'Hızlı fakirleşme intihara sürüklüyor'

Her üç olayda da mağdurların ciddi ekonomik sorunlarla boğuştuğu ortaya çıkmıştı.

'Hızlı fakirleşme intihara sürüklüyor'


Sosyal değişiklerin insanları boşluğa düşürdüğünü belirten Sosyolog Doç.Dr.
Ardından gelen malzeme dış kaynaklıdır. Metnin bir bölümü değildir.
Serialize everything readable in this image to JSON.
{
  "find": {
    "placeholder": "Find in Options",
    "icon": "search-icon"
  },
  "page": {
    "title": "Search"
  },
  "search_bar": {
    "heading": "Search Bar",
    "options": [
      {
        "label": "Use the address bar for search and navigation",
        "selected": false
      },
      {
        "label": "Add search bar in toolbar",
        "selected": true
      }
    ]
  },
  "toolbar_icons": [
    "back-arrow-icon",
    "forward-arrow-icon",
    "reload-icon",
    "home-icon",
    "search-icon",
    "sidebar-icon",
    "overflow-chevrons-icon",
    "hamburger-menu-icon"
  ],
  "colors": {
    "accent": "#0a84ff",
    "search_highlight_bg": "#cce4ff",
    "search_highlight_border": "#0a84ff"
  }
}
Barış Erdoğan, hızlı bir şekilde fakirleşen, zenginleşen veya aniden eşinden, sevgilisinden ayrılanlar arasında intihar eğiliminin daha fazla olduğunu söyledi

 

 

Önce Fatih, ardından Antalya son olarak Bakırköy’de siyanür kullanılarak gerçekleşen intiharlar gözleri bu olayların nedenlerine çevirdi.

Her üç olayda da mağdurların ciddi ekonomik sorunlarla boğuştuğu ortaya çıkmıştı.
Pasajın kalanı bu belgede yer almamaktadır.